Bande dessinée d’Alain Ayroles et de Jean-Luc Masbou.
Dans le tome précédent, nous avions laissé notre cher Eusèbe au fond d’un sac, face à un ennemi qu’il connaît bien. Son frère jumeau, Fulgence. Le lapin rejeté par la famille est devenu le roi de la Cour des miracles et il voudrait que son frère arrête de faire le rôtisseur pour se joindre à lui dans la rapine et le crime. « Cette fois, mon frère va trop loin : Je vais de ce pas lui tirer les oreilles ! » (p. 32) Eusèbe ne l’entend pas de cette (longue et douce et blanche et mignonne) oreille. Notre petit lagomorphe pratique le bien avant tout et pas question de se salir les pattes et l’âme dans des tâches assassines. Fagotin, le singe spadassin, a moins de scrupules puisqu’il envoie ad patres le pauvre M. de Lisière, poète oublié, et qu’il se prépare à régler son compte au grand veneur qui aimerait devenir calife à la place du Cardinal qui agonise en son palais.
Les retrouvailles entre frangins ne se sont pas passées le mieux du monde, mais Eusèbe et Fulgence renouent peu à peu des liens et se retrouvent finalement à œuvrer du même côté : différentes méthodes, but commun (peau de lapin). « Ça alors ! Mais… Fulgence ! … Cela voudrait-il dire qu’à ta façon, tu combats un peu l’injustice ? » (p. 24) L’on comprend alors que Fulgence n’est pas un simple brigand à la tête d’une horde de voleurs et de faux mendiants, mais un écorché vif qui crie vengeance au nom des pauvres et des opprimés. Sûrement à cause de son passé et de sa triste histoire familiale. « Où étais-tu quand je fus chassé du terrier sous les torgnoles paternelles, sans que nul ne bougeât une oreille en ma faveur ? Où étais-tu ? / Chez Mamie. » (p. 35) Viens là, Fulgence, je vais te faire un gros câlin, moi ! Et l’on comprend enfin comment Eusèbe le choupinou s’est retrouvé aux galères… pour un crime commis par son frère ! Eh oui, comme l’a si bien dit M. de La Fontaine, si ce n’est toi… Ça n’a pas que des avantages de se ressembler comme deux gouttes d’eau.

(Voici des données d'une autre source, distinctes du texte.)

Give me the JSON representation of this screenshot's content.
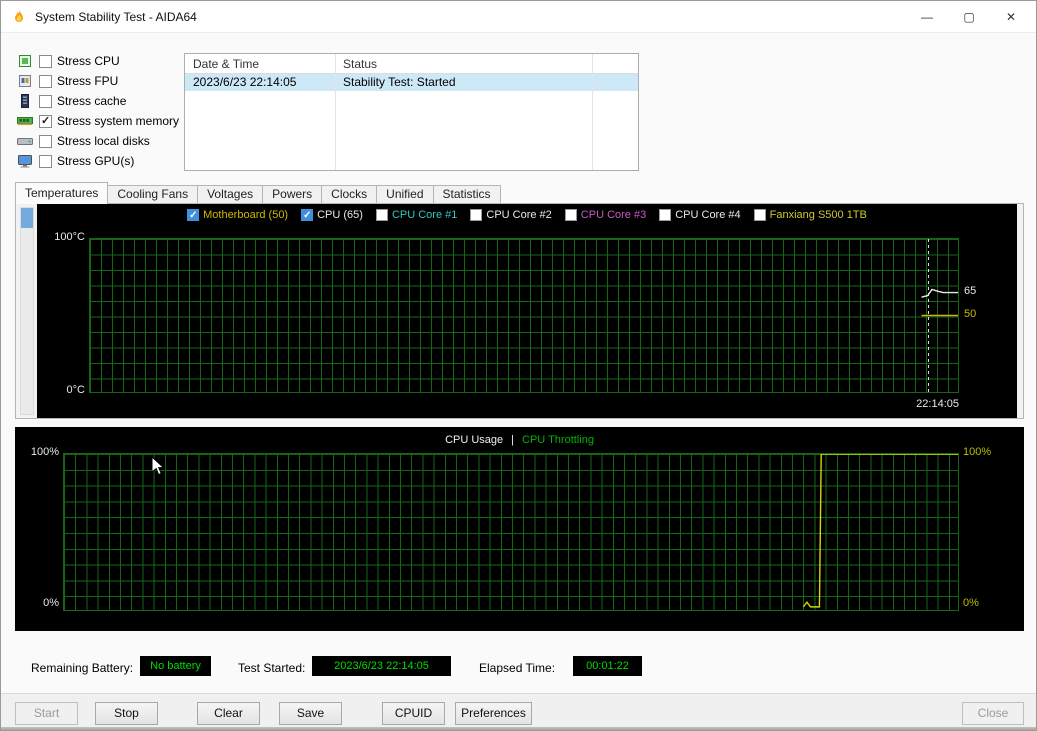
{
  "window": {
    "title": "System Stability Test - AIDA64",
    "minimize_glyph": "—",
    "maximize_glyph": "▢",
    "close_glyph": "✕"
  },
  "stress_options": [
    {
      "label": "Stress CPU",
      "checked": false
    },
    {
      "label": "Stress FPU",
      "checked": false
    },
    {
      "label": "Stress cache",
      "checked": false
    },
    {
      "label": "Stress system memory",
      "checked": true
    },
    {
      "label": "Stress local disks",
      "checked": false
    },
    {
      "label": "Stress GPU(s)",
      "checked": false
    }
  ],
  "log_table": {
    "columns": [
      "Date & Time",
      "Status"
    ],
    "rows": [
      {
        "datetime": "2023/6/23 22:14:05",
        "status": "Stability Test: Started"
      }
    ]
  },
  "tabs": [
    "Temperatures",
    "Cooling Fans",
    "Voltages",
    "Powers",
    "Clocks",
    "Unified",
    "Statistics"
  ],
  "active_tab": "Temperatures",
  "status_bar": {
    "battery_label": "Remaining Battery:",
    "battery_value": "No battery",
    "started_label": "Test Started:",
    "started_value": "2023/6/23 22:14:05",
    "elapsed_label": "Elapsed Time:",
    "elapsed_value": "00:01:22",
    "value_color": "#00dc00"
  },
  "buttons": {
    "start": "Start",
    "stop": "Stop",
    "clear": "Clear",
    "save": "Save",
    "cpuid": "CPUID",
    "preferences": "Preferences",
    "close": "Close"
  },
  "chart_data": [
    {
      "type": "line",
      "title": "Temperatures",
      "ylim": [
        0,
        100
      ],
      "y_axis_top_label": "100°C",
      "y_axis_bottom_label": "0°C",
      "x_time_label": "22:14:05",
      "grid": true,
      "grid_color": "#176617",
      "background": "#000000",
      "legend_position": "top",
      "legend": [
        {
          "label": "Motherboard (50)",
          "checked": true,
          "color": "#cdb800"
        },
        {
          "label": "CPU (65)",
          "checked": true,
          "color": "#e8e8e8"
        },
        {
          "label": "CPU Core #1",
          "checked": false,
          "color": "#2cc8c8"
        },
        {
          "label": "CPU Core #2",
          "checked": false,
          "color": "#e8e8e8"
        },
        {
          "label": "CPU Core #3",
          "checked": false,
          "color": "#c85ac8"
        },
        {
          "label": "CPU Core #4",
          "checked": false,
          "color": "#e8e8e8"
        },
        {
          "label": "Fanxiang S500 1TB",
          "checked": false,
          "color": "#cdc832"
        }
      ],
      "right_value_labels": [
        {
          "text": "65",
          "value": 65,
          "color": "#e8e8e8"
        },
        {
          "text": "50",
          "value": 50,
          "color": "#cdb800"
        }
      ],
      "event_line_x_frac": 0.966,
      "series": [
        {
          "name": "CPU (65)",
          "color": "#e8e8e8",
          "points": [
            [
              0.958,
              62
            ],
            [
              0.965,
              63
            ],
            [
              0.97,
              67
            ],
            [
              0.976,
              66
            ],
            [
              0.983,
              65
            ],
            [
              1,
              65
            ]
          ]
        },
        {
          "name": "Motherboard (50)",
          "color": "#cdb800",
          "points": [
            [
              0.958,
              50
            ],
            [
              1,
              50
            ]
          ]
        }
      ]
    },
    {
      "type": "line",
      "title_parts": [
        {
          "text": "CPU Usage",
          "color": "#f0f0f0"
        },
        {
          "text": "|",
          "color": "#f0f0f0"
        },
        {
          "text": "CPU Throttling",
          "color": "#00b400"
        }
      ],
      "ylim": [
        0,
        100
      ],
      "y_axis_top_label": "100%",
      "y_axis_bottom_label": "0%",
      "right_axis_top_label": "100%",
      "right_axis_bottom_label": "0%",
      "right_axis_color": "#bcbc00",
      "grid": true,
      "grid_color": "#176617",
      "background": "#000000",
      "series": [
        {
          "name": "CPU Usage",
          "color": "#d6d600",
          "points": [
            [
              0.827,
              2
            ],
            [
              0.831,
              5
            ],
            [
              0.835,
              2
            ],
            [
              0.845,
              2
            ],
            [
              0.847,
              100
            ],
            [
              1,
              100
            ]
          ]
        }
      ]
    }
  ]
}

Eusèbe fait souvent montre d’une candeur un peu niaise, mais il est si adorable et si innocent qu’on lui pardonne tout. Cet album, comme le précédent consacré au petit compagnon des héros de la série De cape et de crocs, regorge de jeux de mots et de traits d’humour à base de lapin. Vous pouvez tous les imaginer, ils sont présents dans les planches de ce volume qui clôt le diptyque consacré au doux et courageux Eusèbe. La dernière image reboucle avec élégance et intelligence sur l’aventure qui permet au mignon lapin de rencontrer ses camarades loup et renard. Et je vais de ce pas relire tous les albums !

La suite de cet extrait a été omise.